Нас облепили. Руки тянулись, голоса наслаивались. Кто-то хватал за локоть, кто-то пытался сунуть купюры прямо в карман.
— Двенадцать! — вдруг прозвучал мелодичный, уверенный голос. Мы оба обернулись. Из-за спин проталкивалась хрупкая женщина — миниатюрная, с дерзким прищуром и светлой кофтой.
— Ты-то куда лезешь, стерва?! — взревел толстяк с цепью. Он толкнул её локтем — резко, зло. Она пошатнулась, не удержалась и рухнула на мокрый асфальт.
Васильич не думал. Просто, молча и с отработанной точностью, врезал обидчику в нос — почти без замаха, будто это было не действие, а инстинкт, старый, как сама справедливость. Момент — и массивный, наглый, тяжёлый, как грязный мешок с монетами, обидчик, сложился пополам, хватая воздух ртом, Из носа хлынула кровь, потоком.
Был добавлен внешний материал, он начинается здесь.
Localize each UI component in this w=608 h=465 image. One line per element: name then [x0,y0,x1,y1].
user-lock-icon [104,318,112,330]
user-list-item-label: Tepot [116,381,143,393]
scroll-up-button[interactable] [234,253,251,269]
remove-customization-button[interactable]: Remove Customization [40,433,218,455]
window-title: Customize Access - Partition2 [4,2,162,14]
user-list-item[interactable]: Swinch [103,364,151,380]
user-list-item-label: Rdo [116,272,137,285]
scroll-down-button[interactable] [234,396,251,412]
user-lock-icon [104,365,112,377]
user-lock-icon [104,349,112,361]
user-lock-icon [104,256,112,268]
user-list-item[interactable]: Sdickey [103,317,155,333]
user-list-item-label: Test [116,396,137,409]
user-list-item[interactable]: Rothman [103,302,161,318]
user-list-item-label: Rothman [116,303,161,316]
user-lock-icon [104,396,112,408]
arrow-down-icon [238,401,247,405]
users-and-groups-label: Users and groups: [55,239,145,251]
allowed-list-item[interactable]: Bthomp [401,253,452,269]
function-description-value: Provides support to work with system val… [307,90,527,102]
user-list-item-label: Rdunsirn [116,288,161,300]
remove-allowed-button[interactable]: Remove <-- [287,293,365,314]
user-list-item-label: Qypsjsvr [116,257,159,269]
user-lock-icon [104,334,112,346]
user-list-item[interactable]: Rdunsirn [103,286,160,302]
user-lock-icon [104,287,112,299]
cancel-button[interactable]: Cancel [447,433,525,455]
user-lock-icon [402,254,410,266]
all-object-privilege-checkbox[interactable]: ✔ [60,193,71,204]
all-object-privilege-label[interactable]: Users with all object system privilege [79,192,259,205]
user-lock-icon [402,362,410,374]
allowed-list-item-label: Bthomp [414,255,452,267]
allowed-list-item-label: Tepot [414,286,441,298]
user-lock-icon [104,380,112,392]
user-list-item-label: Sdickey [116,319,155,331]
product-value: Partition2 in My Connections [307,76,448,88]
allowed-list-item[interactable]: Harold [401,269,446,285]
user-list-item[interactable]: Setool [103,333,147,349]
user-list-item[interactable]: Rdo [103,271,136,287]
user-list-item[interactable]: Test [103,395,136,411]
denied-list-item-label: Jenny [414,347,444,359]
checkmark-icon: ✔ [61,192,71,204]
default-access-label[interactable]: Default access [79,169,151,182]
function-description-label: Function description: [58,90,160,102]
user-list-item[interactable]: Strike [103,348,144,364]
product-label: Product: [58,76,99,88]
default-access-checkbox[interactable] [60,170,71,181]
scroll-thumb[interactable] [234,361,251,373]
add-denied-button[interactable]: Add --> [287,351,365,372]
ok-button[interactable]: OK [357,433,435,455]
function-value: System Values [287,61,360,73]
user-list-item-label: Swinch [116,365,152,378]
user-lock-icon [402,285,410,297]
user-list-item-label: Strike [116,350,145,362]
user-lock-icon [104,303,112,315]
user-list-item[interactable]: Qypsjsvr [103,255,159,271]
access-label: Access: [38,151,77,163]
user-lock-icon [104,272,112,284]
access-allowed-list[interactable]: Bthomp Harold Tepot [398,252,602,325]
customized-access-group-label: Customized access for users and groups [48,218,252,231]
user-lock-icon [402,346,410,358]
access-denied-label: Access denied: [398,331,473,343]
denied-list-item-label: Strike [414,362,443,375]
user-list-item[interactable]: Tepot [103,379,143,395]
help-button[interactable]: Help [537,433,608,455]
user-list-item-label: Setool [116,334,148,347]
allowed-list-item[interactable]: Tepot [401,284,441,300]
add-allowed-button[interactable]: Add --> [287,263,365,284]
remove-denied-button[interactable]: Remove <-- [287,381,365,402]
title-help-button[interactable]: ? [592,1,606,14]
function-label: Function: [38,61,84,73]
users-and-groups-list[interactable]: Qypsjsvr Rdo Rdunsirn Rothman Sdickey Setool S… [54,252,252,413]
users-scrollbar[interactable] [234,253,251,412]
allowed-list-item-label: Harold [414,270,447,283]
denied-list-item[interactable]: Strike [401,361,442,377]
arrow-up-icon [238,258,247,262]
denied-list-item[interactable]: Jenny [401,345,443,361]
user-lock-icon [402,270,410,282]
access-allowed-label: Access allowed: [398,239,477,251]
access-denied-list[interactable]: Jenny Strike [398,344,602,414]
Второй удар — в висок — последовал сразу, прежде чем тот успел отпрянуть. Васильич развернулся всем корпусом, и кулак вошёл в цель с сухим, глухим стуком. Владелец толстой цепи, отлетел на пару метров, оставляя в воздухе пульсирующую дугу кровавых капель, окатившую ботинки ближайших коллег бедолаги.
Тишина упала резко, словно кто-то нажал на кнопку, убирающую звуки. Толпа осеклась — словно прибой, ударив о скалу, мгновенно схлынула. Все, кто секунду назад кричал, тянулся, хватал за руки, — теперь пятясь, ускользали в стороны. Остались только мы, ошарашенная женщина, лежащая туша и двое, видимо хороших знакомых толстячка, что в полусогнутом виде оттаскивали хрипящего менялу подальше от нас.
— Не выношу, когда безвинных бьют, — проговорил Васильич, не глядя на них, только протягивая руку девушке. Голос был тихим, почти доброжелательным, но в нём слышался металл. Такой, что воздух вокруг стал гуще, а время — медленнее.
Она, пошатываясь, встала. Одежда была запачкана, ладонь саднена, губы дрожали. Но, впервые подняв глаза, она посмотрела на нас — по-настоящему. Словно впервые увидела.
— Не стоило... — голос её был хриплым, почти шёпотом. — Теперь из-за меня у вас будут неприятности. Пузо работает на Пальца. А тот... тот такое не прощает. Он точно не оставит это — отомстит. За свою шавку...
Она озиралась, будто проверяя, не стоит ли сам Палец за прилавком с шашлыком. В голосе её был страх. Но не паника, а холод, настойчивый, годами откормленный страх. Тот, что вползает под кожу, когда долго живёшь в подвалах чужой власти.
Говорила она странно — в выверенную, почти аристократическую речь будто ненароком вкрапляла жаргон, интонации улицы. И делала это так органично, что возникало ощущение — это не стиль, а часть её природы.